Daisy nodded at him briskly. The colour had come back to her face. "Yes, I have arrived at years of discretion," she assured him. "And I quite agree with Solomon that childhood and youth are vanity. But now let us talk about this. Is she in love with you, I wonder? I must be remarkably blind not to have seen it. How in the world I shall ever face Nick again, I can't imagine."

Grange frowned. "I'm getting a bit tired of Nick," he said moodily.
"He crops up everywhere."

Daisy's face flushed. "Don't you ever again say a word against him in my hearing," she said. "For I won't bear it. He may not be handsome like you; but for all that, he's about the finest man I know."

"Good heavens!" said Blake. "As much as that!"

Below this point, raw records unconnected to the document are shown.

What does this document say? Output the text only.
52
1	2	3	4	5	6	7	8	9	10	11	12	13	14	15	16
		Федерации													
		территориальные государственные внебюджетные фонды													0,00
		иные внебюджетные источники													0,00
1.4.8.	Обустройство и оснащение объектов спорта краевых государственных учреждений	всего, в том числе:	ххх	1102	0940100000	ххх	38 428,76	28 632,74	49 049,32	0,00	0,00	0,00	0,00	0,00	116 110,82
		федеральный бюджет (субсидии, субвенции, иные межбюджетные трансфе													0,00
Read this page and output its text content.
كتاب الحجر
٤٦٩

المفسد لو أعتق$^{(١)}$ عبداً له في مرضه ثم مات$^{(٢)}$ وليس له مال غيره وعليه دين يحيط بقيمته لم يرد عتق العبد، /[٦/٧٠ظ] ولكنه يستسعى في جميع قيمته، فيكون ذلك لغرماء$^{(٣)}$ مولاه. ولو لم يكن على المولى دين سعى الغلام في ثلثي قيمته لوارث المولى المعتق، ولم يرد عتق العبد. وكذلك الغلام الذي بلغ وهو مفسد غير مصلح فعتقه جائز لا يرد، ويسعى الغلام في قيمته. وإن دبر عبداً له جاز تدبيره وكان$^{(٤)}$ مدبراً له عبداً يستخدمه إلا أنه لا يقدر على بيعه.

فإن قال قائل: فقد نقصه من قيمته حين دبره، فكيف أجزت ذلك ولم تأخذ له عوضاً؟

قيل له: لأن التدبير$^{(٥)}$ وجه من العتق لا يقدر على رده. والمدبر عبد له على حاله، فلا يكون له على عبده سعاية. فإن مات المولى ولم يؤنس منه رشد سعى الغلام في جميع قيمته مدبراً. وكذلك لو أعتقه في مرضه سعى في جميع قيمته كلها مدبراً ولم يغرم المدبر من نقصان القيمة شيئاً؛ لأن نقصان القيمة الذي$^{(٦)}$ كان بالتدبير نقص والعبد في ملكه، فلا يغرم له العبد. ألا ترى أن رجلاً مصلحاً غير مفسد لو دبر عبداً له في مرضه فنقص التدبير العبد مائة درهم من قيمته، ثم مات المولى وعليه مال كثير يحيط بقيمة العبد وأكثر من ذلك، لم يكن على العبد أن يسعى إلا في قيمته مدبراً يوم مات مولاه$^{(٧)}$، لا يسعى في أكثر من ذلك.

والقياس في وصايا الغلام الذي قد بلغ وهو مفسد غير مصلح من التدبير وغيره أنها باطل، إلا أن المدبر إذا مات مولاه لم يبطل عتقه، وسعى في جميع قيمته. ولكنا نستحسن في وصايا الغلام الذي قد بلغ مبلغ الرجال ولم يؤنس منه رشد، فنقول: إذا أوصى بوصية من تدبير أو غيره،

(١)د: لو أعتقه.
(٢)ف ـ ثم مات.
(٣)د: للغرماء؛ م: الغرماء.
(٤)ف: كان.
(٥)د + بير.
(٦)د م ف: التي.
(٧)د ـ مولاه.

She nodded vehemently. "Yes, quite as much. And he loves her, too, loves her with his whole soul. Perhaps you never knew that they would have been married long ago in Simla if Muriel hadn't overheard some malicious gossip and thrown him over. How in the world she made him let her go I never knew, but she did it, though I believe it nearly broke his heart. He came to me afterwards and begged me to keep her with me as long as I could, and take care of her."